I can’t remember how it happened but he suddenly started to unzip my pants and just as I saw that they were too tight and that my panties would undress automatically as well I stopped him and did it myself. He told me I should lie on my stomach, but I didn’t want to so I lied on my side. I was about to ask him if we could just cuddle as he said earlier, when he put me on my stomach and I froze again. I was shocked and my body tensed up and he kept saying I shall relax when he started groping me. He put me on my back and removed my panties. I couldn’t speak or think a single word, but my legs wouldn’t open as he tried to open them. I don’t remember how I myself or he got me to open them and I still feel incredibly ashamed about my body’s reaction to him giving me oral. After that he then put me in a sitting position and took off my blouse and my bra and pushed me on his bed again. I felt like a doll, I wouldn’t move a single limb. He positioned my hands around his neck in his hair and I just lied there while he groped me. He then moved me on my side and got a condom. He told me to open it and I did what he told me to. It was painful because of the position he forced me in with his hands (my back would hurt for five days) and me being extremely tensed. I wouldn’t look at him, I just heard him saying again that I should relax and that I shouldn’t move. I asked him what he was doing (forcing me in this position) but he just told me to relax again.

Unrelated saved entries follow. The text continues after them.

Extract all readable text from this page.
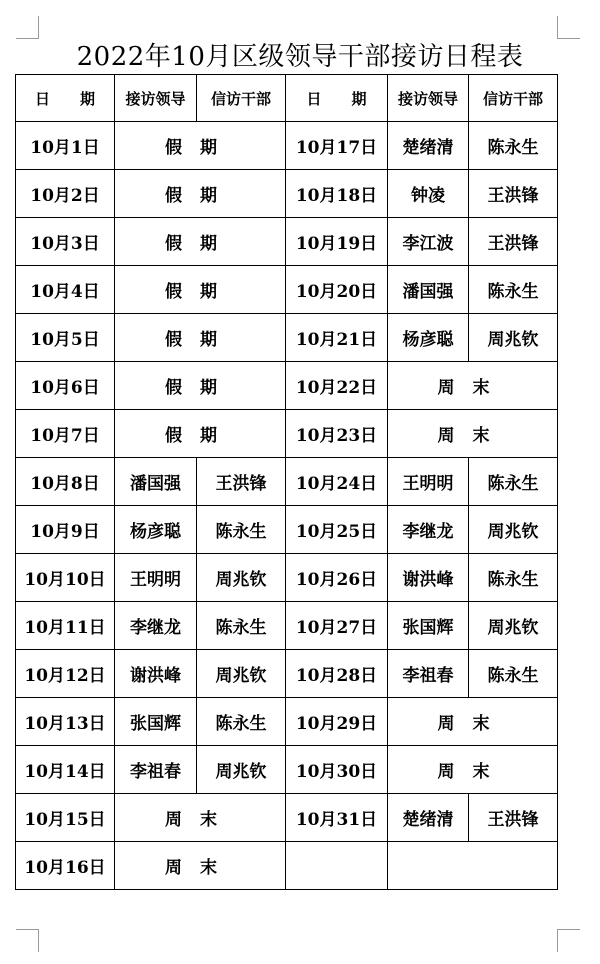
2022年10月区级领导干部接访日程表
日　　期	接访领导	信访干部	日　　期	接访领导	信访干部
10月1日	假期		10月17日	楚绪清	陈永生
10月2日	假期		10月18日	钟凌	王洪锋
10月3日	假期		10月19日	李江波	王洪锋
10月4日	假期		10月20日	潘国强	陈永生
10月5日	假期		10月21日	杨彦聪	周兆钦
10月6日	假期		10月22日	周末	
10月7日	假期		10月23日	周末	
10月8日	潘国强	王洪锋	10月24日	王明明	陈永生
10月9日	杨彦聪	陈永生	10月25日	李继龙	周兆钦
10月10日	王明明	周兆钦	10月26日	谢洪峰	陈永生
10月11日	李继龙	陈永生	10月27日	张国辉	周兆钦
10月12日	谢洪峰	周兆钦	10月28日	李祖春	陈永生
10月13日	张国辉	陈永生	10月29日	周末	
10月14日	李祖春	周兆钦	10月30日	周末	
10月15日	周末		10月31日	楚绪清	王洪锋
10月16日	周末				
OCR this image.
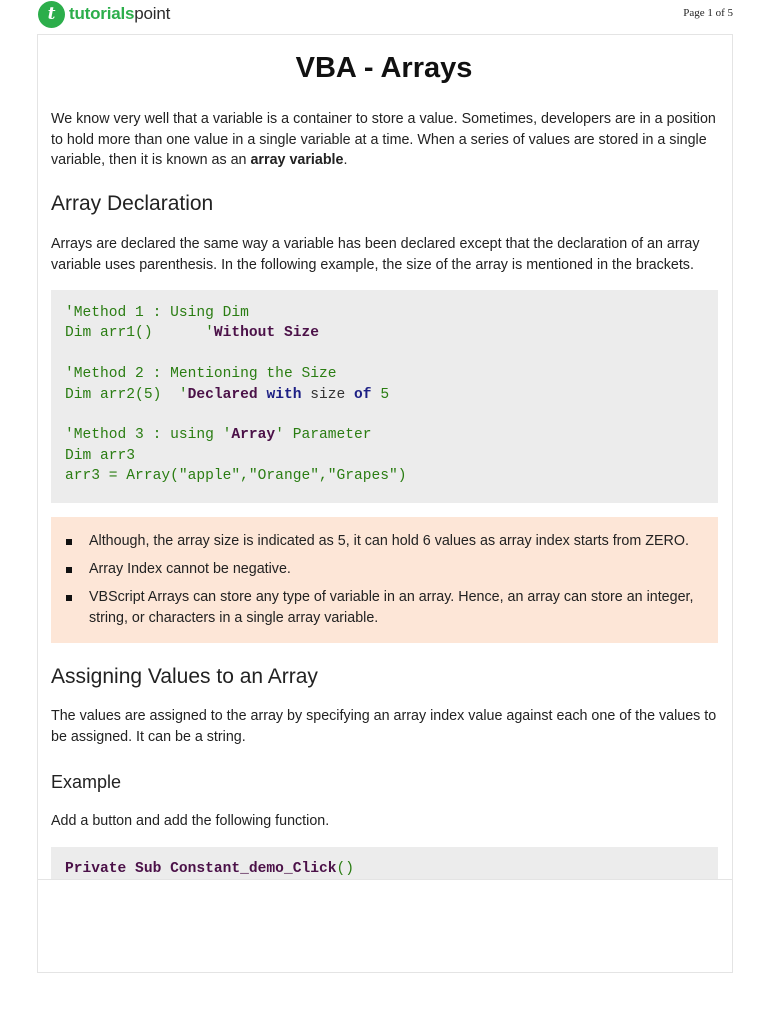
t tutorialspoint	Page 1 of 5
VBA - Arrays
We know very well that a variable is a container to store a value. Sometimes, developers are in a position to hold more than one value in a single variable at a time. When a series of values are stored in a single variable, then it is known as an array variable.
Array Declaration
Arrays are declared the same way a variable has been declared except that the declaration of an array variable uses parenthesis. In the following example, the size of the array is mentioned in the brackets.
'Method 1 : Using Dim
Dim arr1()	'Without Size

'Method 2 : Mentioning the Size
Dim arr2(5) 'Declared with size of 5

'Method 3 : using 'Array' Parameter
Dim arr3
arr3 = Array("apple","Orange","Grapes")
Although, the array size is indicated as 5, it can hold 6 values as array index starts from ZERO.
Array Index cannot be negative.
VBScript Arrays can store any type of variable in an array. Hence, an array can store an integer, string, or characters in a single array variable.
Assigning Values to an Array
The values are assigned to the array by specifying an array index value against each one of the values to be assigned. It can be a string.
Example
Add a button and add the following function.
Private Sub Constant_demo_Click()
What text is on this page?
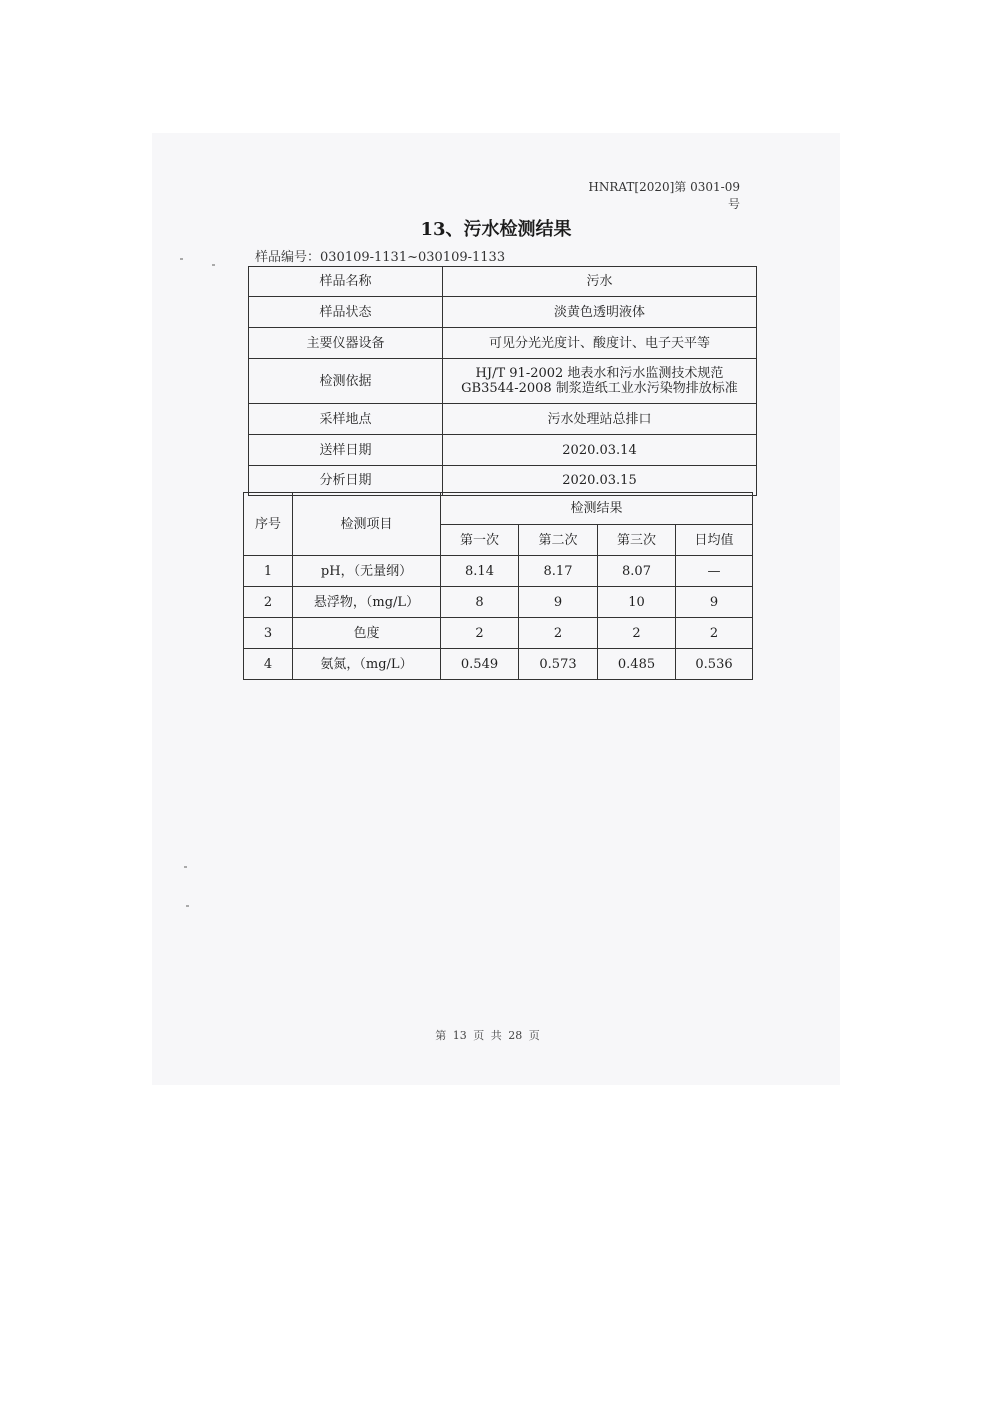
HNRAT[2020]第 0301-09 号
13、污水检测结果
样品编号：030109-1131~030109-1133
样品名称	污水
样品状态	淡黄色透明液体
主要仪器设备	可见分光光度计、酸度计、电子天平等
检测依据	HJ/T 91-2002 地表水和污水监测技术规范
GB3544-2008 制浆造纸工业水污染物排放标准

采样地点	污水处理站总排口
送样日期	2020.03.14
分析日期	2020.03.15
序号	检测项目	检测结果			
		第一次	第二次	第三次	日均值
1	pH，（无量纲）	8.14	8.17	8.07	—
2	悬浮物，（mg/L）	8	9	10	9
3	色度	2	2	2	2
4	氨氮，（mg/L）	0.549	0.573	0.485	0.536
第 13 页 共 28 页
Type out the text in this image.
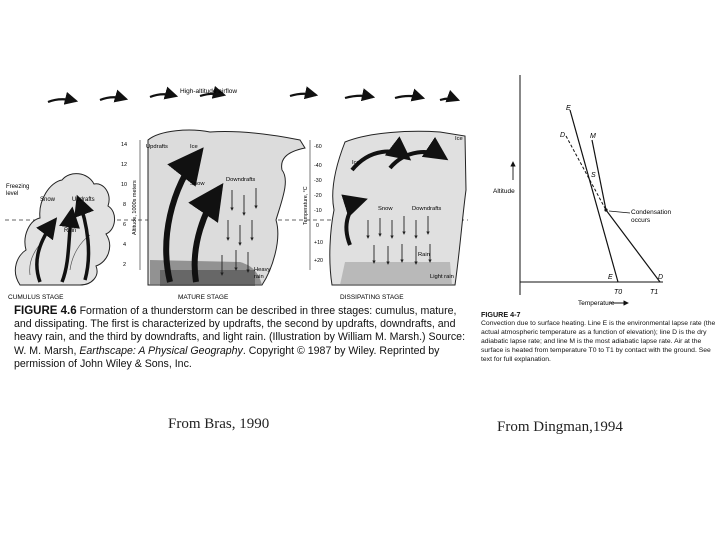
High-altitude airflow
Freezing
level
Snow	Updrafts
Rain
CUMULUS STAGE
Updrafts	Ice
Snow
Downdrafts
Heavy
rain
14
12
10
8
6
4
2
Altitude, 1000s meters
MATURE STAGE
-60
-40
-30
-20
-10
0
+10
+20
Temperature, °C
Ice
Ice
Snow	Downdrafts
Rain
Light rain
DISSIPATING STAGE
FIGURE 4.6 Formation of a thunderstorm can be described in three stages: cumulus, mature, and dissipating. The first is characterized by updrafts, the second by updrafts, downdrafts, and heavy rain, and the third by downdrafts, and light rain. (Illustration by William M. Marsh.) Source: W. M. Marsh, Earthscape: A Physical Geography. Copyright © 1987 by Wiley. Reprinted by permission of John Wiley & Sons, Inc.
Altitude
E
D	M
S
Condensation
occurs
E	D
T0	T1
Temperature
FIGURE 4-7
Convection due to surface heating. Line E is the environmental lapse rate (the actual atmospheric temperature as a function of elevation); line D is the dry adiabatic lapse rate; and line M is the most adiabatic lapse rate. Air at the surface is heated from temperature T0 to T1 by contact with the ground. See text for full explanation.
From Bras, 1990	From Dingman,1994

When it was over and he was in the bathroom I felt strangely euphoric and relieved. When he came back he asked me if I was okay and I said yes. He asked me if it hurt and I said no. He wanted to cuddle but I still wouldn’t touch him, so he again took my arm and positioned it around himself, while I was tensing up. After about 5-10 minutes I left.
I don’t know what happened and my brain can’t figure this out. Was that some kind of assault or am I overreacting? I didn’t want him to do any of these things he did and I feel like my brain and voice just left me there in this situation all alone. And my reaction really scared the hell out of me. It was just plain horrible and I’m so scared that something like that could happen again with someone else. I feel really messed up. (I'm even paranoid that he might read this thinking I'm messed up for doubting the whole thing being consensual/ that I'm overreacting) I think I'm a mess. I can't talk to any of my friends about what happened, because I don't know if I could handle certain reactions coming from them. So I really hope that somone here might be able to help me figuring out what happened.